Greenhouses run along the walls in the upper part of the garden, and outside there is a large arboretum with a lake. Seeing the joy of life of those who take part in the upbringing of Dumfries and learn from its many schools of knowledge, is an inspiring and enriching experience for individuals as well as for the local economy and the surrounding landscape.

Rothesay garden in spring at Dumfries House, Ayrshire. One of the many rustic follies commissioned by the king, this eye-catching specimen in the Ayrshire garden was designed by Julian and Isabelle Bannerman. Credit: Andrea Jones

May Castle, Caithness

The walled garden of Mei Castle, beloved by his grandmother, is used by the king as a summer retreat in August. Of all his gardens, this is the most remote and the most unprotected from the weather.

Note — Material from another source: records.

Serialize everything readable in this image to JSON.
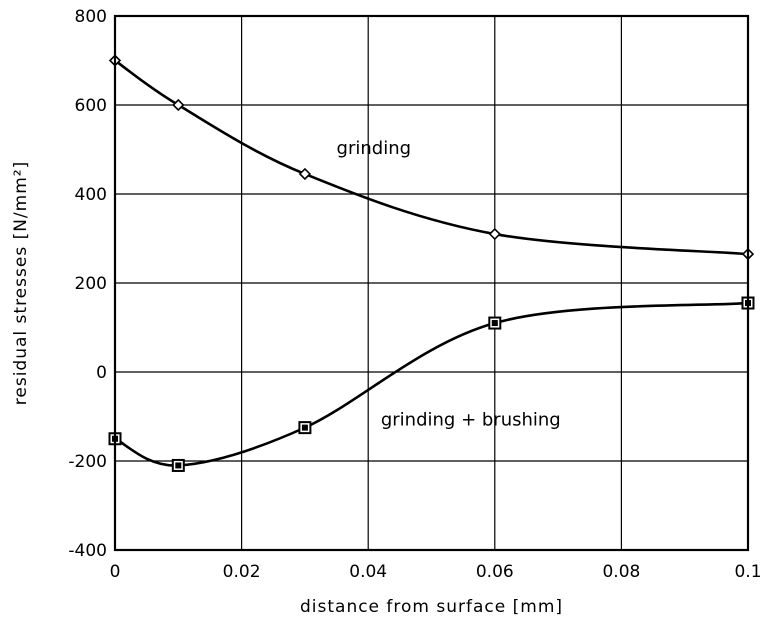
{
  "chart_data": {
    "type": "line",
    "xlabel": "distance from surface [mm]",
    "ylabel": "residual stresses [N/mm²]",
    "xlim": [
      0,
      0.1
    ],
    "ylim": [
      -400,
      800
    ],
    "grid": true,
    "x_ticks": [
      0,
      0.02,
      0.04,
      0.06,
      0.08,
      0.1
    ],
    "x_tick_labels": [
      "0",
      "0.02",
      "0.04",
      "0.06",
      "0.08",
      "0.1"
    ],
    "y_ticks": [
      -400,
      -200,
      0,
      200,
      400,
      600,
      800
    ],
    "y_tick_labels": [
      "-400",
      "-200",
      "0",
      "200",
      "400",
      "600",
      "800"
    ],
    "series": [
      {
        "name": "grinding",
        "marker": "diamond",
        "label_position": [
          0.035,
          490
        ],
        "x": [
          0,
          0.01,
          0.03,
          0.06,
          0.1
        ],
        "y": [
          700,
          600,
          445,
          310,
          265
        ]
      },
      {
        "name": "grinding + brushing",
        "marker": "boxed-square",
        "label_position": [
          0.042,
          -120
        ],
        "x": [
          0,
          0.01,
          0.03,
          0.06,
          0.1
        ],
        "y": [
          -150,
          -210,
          -125,
          110,
          155
        ]
      }
    ],
    "colors": {
      "line": "#000000",
      "marker_fill_diamond": "#ffffff",
      "background": "#ffffff"
    }
  }
}
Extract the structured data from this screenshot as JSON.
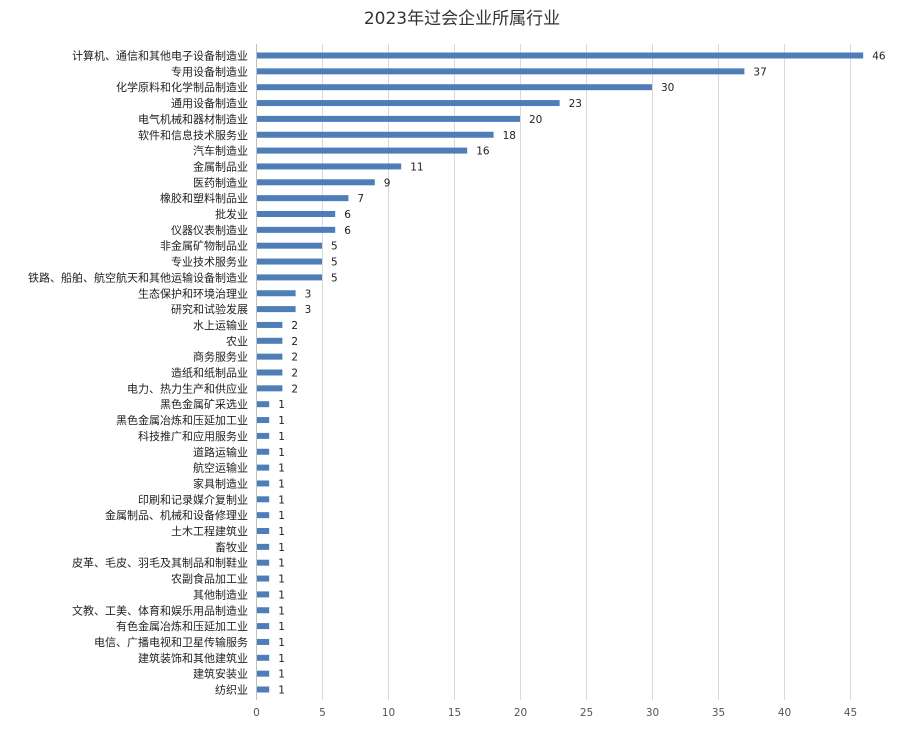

Walkway in the protected walled garden of Mei Castle, with cosmos and marigolds (left) and candelabra primrose (right). Credit: Wirestock, Inc. / Alamy

In its high walls of pinkish local stone grow beds of roses, fruits and vegetables, additionally protected by a network of hedges. From here the king can see Orkney across the Pentland Firth, take a tour of the now deserted island of Stroma, paint and relax in the most mundane of all his gardens.

Sandringham House, Norfolk

As early as this year, the King initiated the construction of a formal topiary garden on the west lawn at Sandringham. He recalls visiting the house as a child and seeing “the most wonderful topiary garden that Queen Alexandra, my great-great-grandmother, planted in the building of an old dairy farm.” I still remember how they took me as a child, even rolled me in a stroller, and it was so unusual, these trimmed animal figures, peacocks, birds. I never forgot it. I would say it had a profound effect on me.”

Sandringham House and Lake, Norfolk. 1 credit

More than 5,000 yews and 4,000 herbaceous perennials and bulbs will be planted in the new “climatic and insect-friendly” topiary garden. It will greatly complement the landscape of the western side of the house, which is still quite simple.

If anyone doubted the faith professed by the king in the power of nature and his conviction of the need to preserve our landscape and pass it on with a good heart to those who come after us, it is enough for him to look at his gardens. Their very existence and the manner in which they are administered prove the sincerity of man and emphasize the fact that they are in the most capable hands.